That shouldn’t come as a surprise, but too many business owners focus on the bottom line in ways other than customer service. They think about how to increase exposure, new opportunities, upping sales figures, and the like. It’s usually only when a problem arises, brought to attention by a particular person, that customer service is put front-and-center. By then, it could well be too late and that shouldn’t be allowed to happen.
Costly Startup Customer Service Mistakes
Whether you’re building your book of business or have several clients, you need to make customer service a top priority, and, one that is ingrained into everyday practice. Being proactive is essential to success in pleasing your customers, and, they will assuredly take notice. After all, we as consumers continue to patronize the same places where we are made to feel important, even if the product or service isn’t necessarily the best of the best.
No matter how great your company’s product or service is, if your customer service skills are lacking, it won’t make much difference. This is especially true in today’s economy, as struggling business owners need every possible advantage over their competition. Unfortunately, far too many business owners make the same customer service mistakes over and over again, sending their customers into the arms of their competitors. —All Business.com
That’s how important good customer service really is, it removes or displaces many objections, and, can be the single most powerful thing that beats out your competition. You ought to take advantage of anything and everything you can and this area is where your company can excel. What you shouldn’t do is to make one of these startup customer service mistakes:
- Not responding in a timely manner. Forgo those auto email replies because they deliver a message that you don’t want to send: you’re too busy to be bothered to personally respond. A simple reply shows there’s someone who cares and values the sender as a business partner.
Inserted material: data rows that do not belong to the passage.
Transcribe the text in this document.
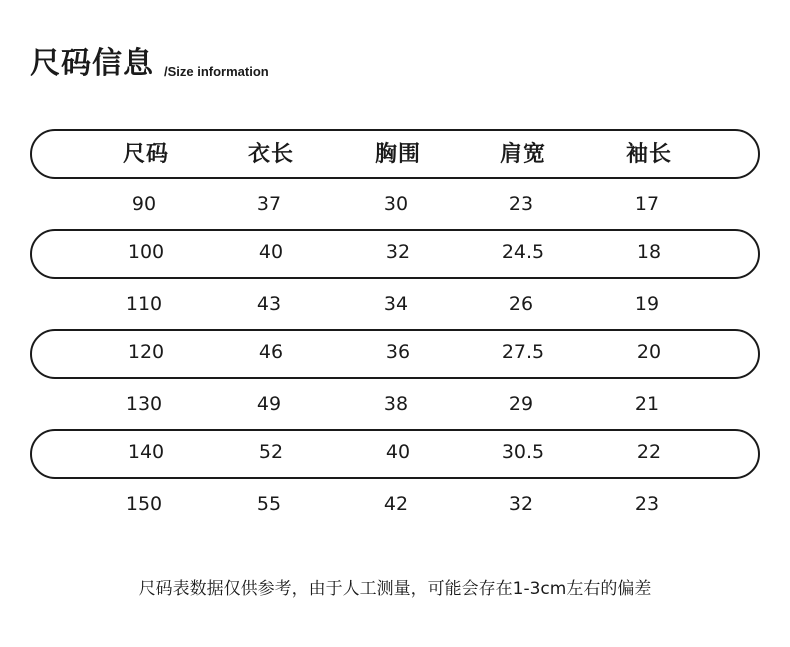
尺码信息 /Size information
尺码	衣长	胸围	肩宽	袖长
90	37	30	23	17
100	40	32	24.5	18
110	43	34	26	19
120	46	36	27.5	20
130	49	38	29	21
140	52	40	30.5	22
150	55	42	32	23
尺码表数据仅供参考，由于人工测量，可能会存在1-3cm左右的偏差
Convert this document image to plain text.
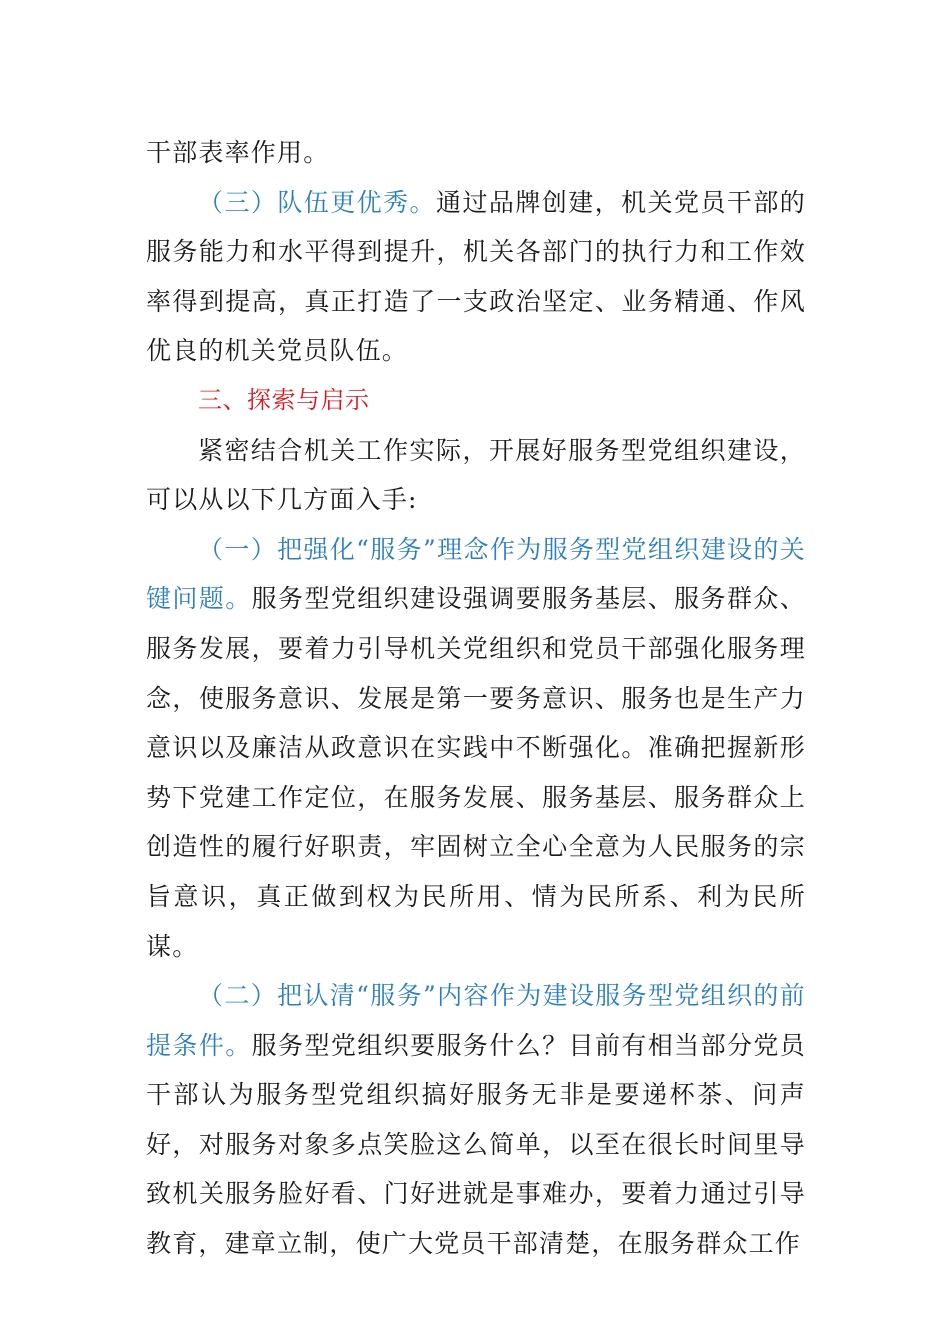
干部表率作用。

（三）队伍更优秀。通过品牌创建，机关党员干部的服务能力和水平得到提升，机关各部门的执行力和工作效率得到提高，真正打造了一支政治坚定、业务精通、作风优良的机关党员队伍。

三、探索与启示

紧密结合机关工作实际，开展好服务型党组织建设，可以从以下几方面入手:

（一）把强化“服务”理念作为服务型党组织建设的关键问题。服务型党组织建设强调要服务基层、服务群众、服务发展，要着力引导机关党组织和党员干部强化服务理念，使服务意识、发展是第一要务意识、服务也是生产力意识以及廉洁从政意识在实践中不断强化。准确把握新形势下党建工作定位，在服务发展、服务基层、服务群众上创造性的履行好职责，牢固树立全心全意为人民服务的宗旨意识，真正做到权为民所用、情为民所系、利为民所谋。

（二）把认清“服务”内容作为建设服务型党组织的前提条件。服务型党组织要服务什么？目前有相当部分党员干部认为服务型党组织搞好服务无非是要递杯茶、问声好，对服务对象多点笑脸这么简单，以至在很长时间里导致机关服务脸好看、门好进就是事难办，要着力通过引导教育，建章立制，使广大党员干部清楚，在服务群众工作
- Taking on projects that aren’t within your core competency. When startups take on everything that’s asked of them, even things which aren’t part of their core competencies, they make a huge mistake. The results are highly likely to be disappointing and that can mean losing future business.
- Limiting your connections to your customers. Complicated phone trees and canned online forms only serve as a frustration point for your customers and send a message that you don’t want direct contact. Be willing and open to connect with your customers and they’ll feel important.
- You don’t follow-up with past and present customers. It’s absolutely imperative that you check-in and follow-up with past and present customers. It lets them know you value them and is a great way to build-up your networking skills.
- Not having a set customer service protocol. Everyone in your organization should be in-the-know about customer service protocol and follow it when needed. If you don’t establish a set of practices, you’re leaving too much to chance.
Two other big no-nos are being too accommodating and being too defensive of constructive criticism. Taking on everything that’s requested to look bigger than you are is a one-way ticket to mediocrity, or even to failure. While not being able to accept and learn from constructive criticism will make you appear obtuse and/or egotistical. Be grateful for your customers and show it and that alone will do wonders.